READ: Quebec delays its mandate for vaccines for healthcare workers

For all the back and forth in the conservative halls about why they lost the last election, not enough time has been spent talking about the elephant in the room: confusing vaccine policy. What shade of blue is Erin O’Toole pales in comparison, in terms of a factor in electoral defeat, to the party that is offside at 80 percent of Canadians’ views on vaccines. Canadians wanted to be frank about vaccines and vaccine policy, and the Conservatives danced like the main Travolta. It worked as long as the focus was on Justin Trudeau’s unnecessary ballot call, but once the conversation turned to the COVID bonfires in Alberta and Saskatchewan became a weight around the party’s neck.

The promoters of the Popular Party vote had a lot to do with vaccination policies and fears around government overreach. If you wanna stick two fingers on Billy Boy Gates then Maxime Bernier is your man. All the more reason, then, for conservatives to support vaccines and vaccine mandates before the next election, whenever they come.

You’d think the last thing Erin O’Toole would want to face in the next campaign would be a PPC with a reason for being. Overcoming the pandemic is the surest way to vaccinate Canada against Bernier and his band of unmasked bandits and take the conversation back to the places O’Toole was trying, about jobs, wages and economic opportunity. So it comes now.

Getting there would also give O’Toole a chance to demonstrate leadership. That vaccines work is indisputable (even if we are still not sure how long they confer protection). That they reduce serious illnesses and hospitalizations is equally clear. That side effects are rare and nothing at all compared to the impacts of COVID-19 infection is clear. So is the fact that we have used vaccines for decades and conditioned entry to certain places to have them. If O’Toole can’t get his group to the right place on vaccines, he doesn’t deserve to lead the country.

Doing things like objecting to the “secret” Board of Internal Economics dictating the House of Commons position on vaccine mandates for Parliament, as the Conservatives did this week, is as much about scoring a point as losing it altogether. Yes, it should have been a vote in the plenary session of the House of Commons, but that’s not really the objection here, is it? The full vote will come soon enough and then the issue will be laid out for all to see.

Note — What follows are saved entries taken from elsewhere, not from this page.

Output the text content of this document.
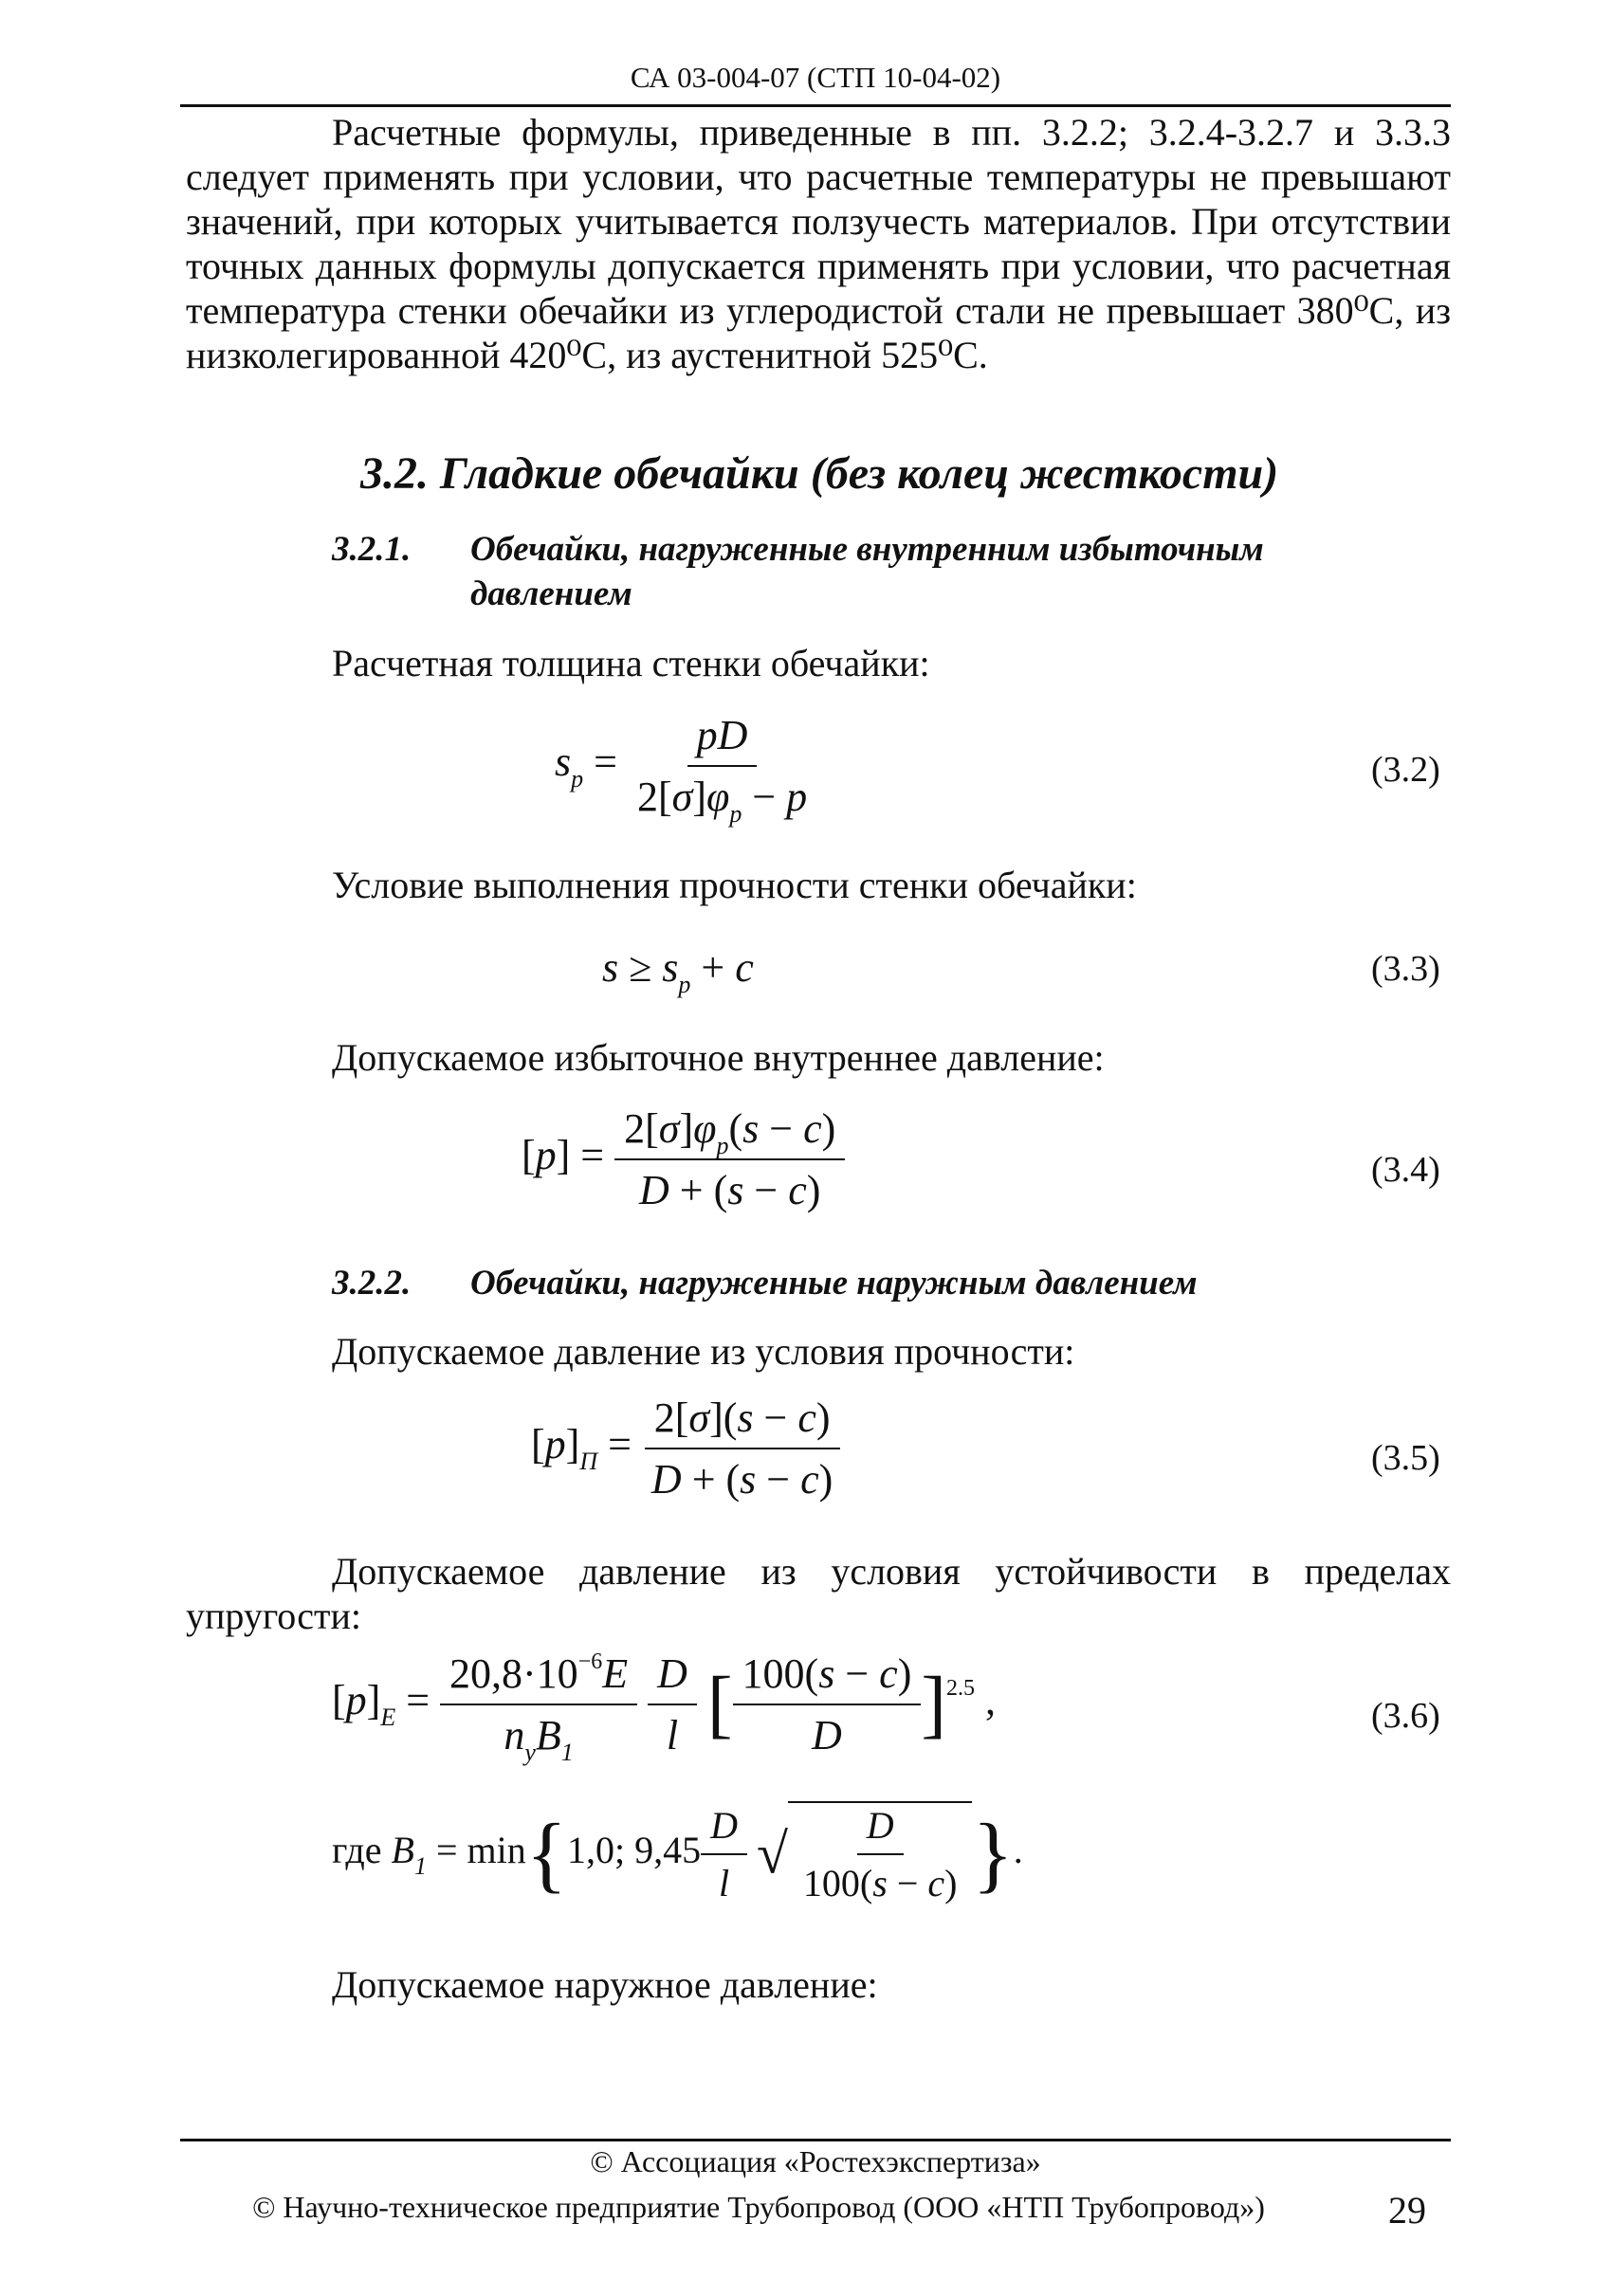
СА 03-004-07 (СТП 10-04-02)
Расчетные формулы, приведенные в пп. 3.2.2; 3.2.4-3.2.7 и 3.3.3 следует применять при условии, что расчетные температуры не превышают значений, при которых учитывается ползучесть материалов. При отсутствии точных данных формулы допускается применять при условии, что расчетная температура стенки обечайки из углеродистой стали не превышает 380⁰С, из низколегированной 420⁰С, из аустенитной 525⁰С.
3.2. Гладкие обечайки (без колец жесткости)
3.2.1. Обечайки, нагруженные внутренним избыточным давлением
Расчетная толщина стенки обечайки:
$s_p = \frac{pD}{2[\sigma]\varphi_p - p}$	(3.2)
Условие выполнения прочности стенки обечайки:
$s \ge s_p + c$	(3.3)
Допускаемое избыточное внутреннее давление:
$[p] = \frac{2[\sigma]\varphi_p(s - c)}{D + (s - c)}$	(3.4)
3.2.2. Обечайки, нагруженные наружным давлением
Допускаемое давление из условия прочности:
$[p]_П = \frac{2[\sigma](s - c)}{D + (s - c)}$	(3.5)
Допускаемое давление из условия устойчивости в пределах упругости:
$[p]_E = \frac{20,8\cdot 10^{-6}E}{n_yB_1}$
$\frac{D}{l}$ [ $\frac{100(s - c)}{D} ]^{2.5}$ ,	(3.6)
где $B_1 = \min\{1,0$; $9,45 \frac{D}{l}$ √ $\frac{D}{100(s - c)}$ }.
Допускаемое наружное давление:
© Ассоциация «Ростехэкспертиза»
© Научно-техническое предприятие Трубопровод (ООО «НТП Трубопровод»)	29
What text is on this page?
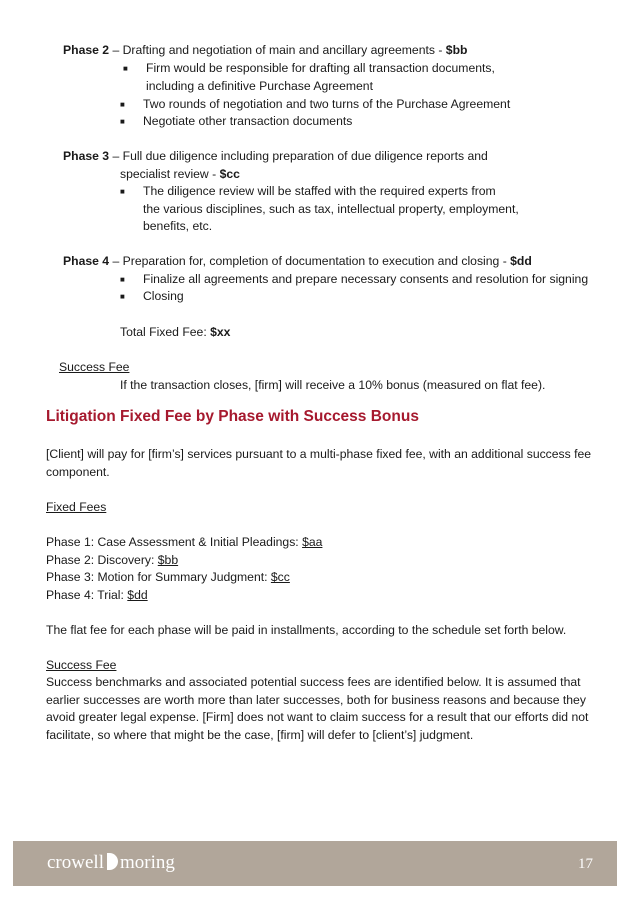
Phase 2 – Drafting and negotiation of main and ancillary agreements - $bb
■ Firm would be responsible for drafting all transaction documents,
including a definitive Purchase Agreement
■ Two rounds of negotiation and two turns of the Purchase Agreement
■ Negotiate other transaction documents
Phase 3 – Full due diligence including preparation of due diligence reports and
specialist review - $cc
■ The diligence review will be staffed with the required experts from
the various disciplines, such as tax, intellectual property, employment,
benefits, etc.
Phase 4 – Preparation for, completion of documentation to execution and closing - $dd
■ Finalize all agreements and prepare necessary consents and resolution for signing
■ Closing
Total Fixed Fee: $xx
Success Fee
If the transaction closes, [firm] will receive a 10% bonus (measured on flat fee).
Litigation Fixed Fee by Phase with Success Bonus
[Client] will pay for [firm’s] services pursuant to a multi-phase fixed fee, with an additional success fee
component.
Fixed Fees
Phase 1: Case Assessment & Initial Pleadings: $aa
Phase 2: Discovery: $bb
Phase 3: Motion for Summary Judgment: $cc
Phase 4: Trial: $dd
The flat fee for each phase will be paid in installments, according to the schedule set forth below.
Success Fee
Success benchmarks and associated potential success fees are identified below. It is assumed that
earlier successes are worth more than later successes, both for business reasons and because they
avoid greater legal expense. [Firm] does not want to claim success for a result that our efforts did not
facilitate, so where that might be the case, [firm] will defer to [client’s] judgment.
crowell moring	17
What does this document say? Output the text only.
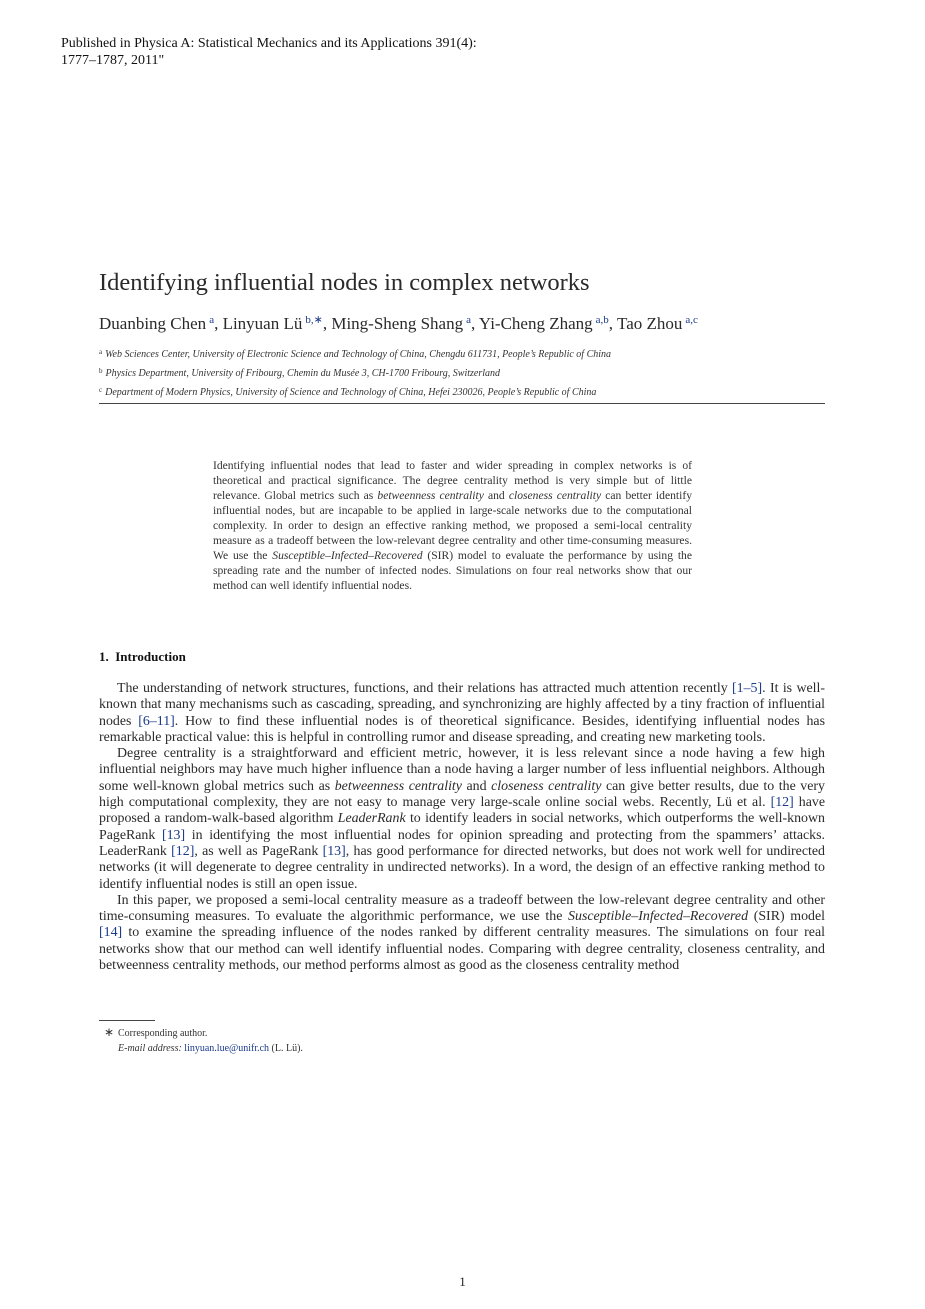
Published in Physica A: Statistical Mechanics and its Applications 391(4):
1777–1787, 2011"
Identifying influential nodes in complex networks
Duanbing Chen $^a$, Linyuan Lü $^{b,∗}$, Ming-Sheng Shang $^a$, Yi-Cheng Zhang $^{a,b}$, Tao Zhou $^{a,c}$
$^a$ Web Sciences Center, University of Electronic Science and Technology of China, Chengdu 611731, People’s Republic of China
$^b$ Physics Department, University of Fribourg, Chemin du Musée 3, CH-1700 Fribourg, Switzerland
$^c$ Department of Modern Physics, University of Science and Technology of China, Hefei 230026, People’s Republic of China
Identifying influential nodes that lead to faster and wider spreading in complex networks is of theoretical and practical significance. The degree centrality method is very simple but of little relevance. Global metrics such as betweenness centrality and closeness centrality can better identify influential nodes, but are incapable to be applied in large-scale networks due to the computational complexity. In order to design an effective ranking method, we proposed a semi-local centrality measure as a tradeoff between the low-relevant degree centrality and other time-consuming measures. We use the Susceptible–Infected–Recovered (SIR) model to evaluate the performance by using the spreading rate and the number of infected nodes. Simulations on four real networks show that our method can well identify influential nodes.
1. Introduction

The understanding of network structures, functions, and their relations has attracted much attention recently [1–5]. It is well-known that many mechanisms such as cascading, spreading, and synchronizing are highly affected by a tiny fraction of influential nodes [6–11]. How to find these influential nodes is of theoretical significance. Besides, identifying influential nodes has remarkable practical value: this is helpful in controlling rumor and disease spreading, and creating new marketing tools.

Degree centrality is a straightforward and efficient metric, however, it is less relevant since a node having a few high influential neighbors may have much higher influence than a node having a larger number of less influential neighbors. Although some well-known global metrics such as betweenness centrality and closeness centrality can give better results, due to the very high computational complexity, they are not easy to manage very large-scale online social webs. Recently, Lü et al. [12] have proposed a random-walk-based algorithm LeaderRank to identify leaders in social networks, which outperforms the well-known PageRank [13] in identifying the most influential nodes for opinion spreading and protecting from the spammers’ attacks. LeaderRank [12], as well as PageRank [13], has good performance for directed networks, but does not work well for undirected networks (it will degenerate to degree centrality in undirected networks). In a word, the design of an effective ranking method to identify influential nodes is still an open issue.

In this paper, we proposed a semi-local centrality measure as a tradeoff between the low-relevant degree centrality and other time-consuming measures. To evaluate the algorithmic performance, we use the Susceptible–Infected–Recovered (SIR) model [14] to examine the spreading influence of the nodes ranked by different centrality measures. The simulations on four real networks show that our method can well identify influential nodes. Comparing with degree centrality, closeness centrality, and betweenness centrality methods, our method performs almost as good as the closeness centrality method

∗ Corresponding author.
E-mail address: linyuan.lue@unifr.ch (L. Lü).
1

But don’t Canadians with reservations about vaccines deserve a voice in the House of Commons? Sure, but there is no reason why the voice cannot belong to someone who is fully vaccinated. We already know that the vaccine resistant and the doubters are not responding to the government’s pleas; Watching conservatives dodge the conversation gives them additional cover. They probably won’t listen to anyone, but surely it’s better to say you’ve tried, especially when the vast majority of Canadians are watching and wondering where they stand.

Like it or not, the only way out of pandemic hell is maximum vaccination. Unleashing those who continue to resist will only prolong the pain and financial damage. More importantly for supporters, pandering to laggards will not increase the proportion of accessible votes. And with one election looming sooner rather than later, surely it is better to fight the next one without any pandemic restrictions.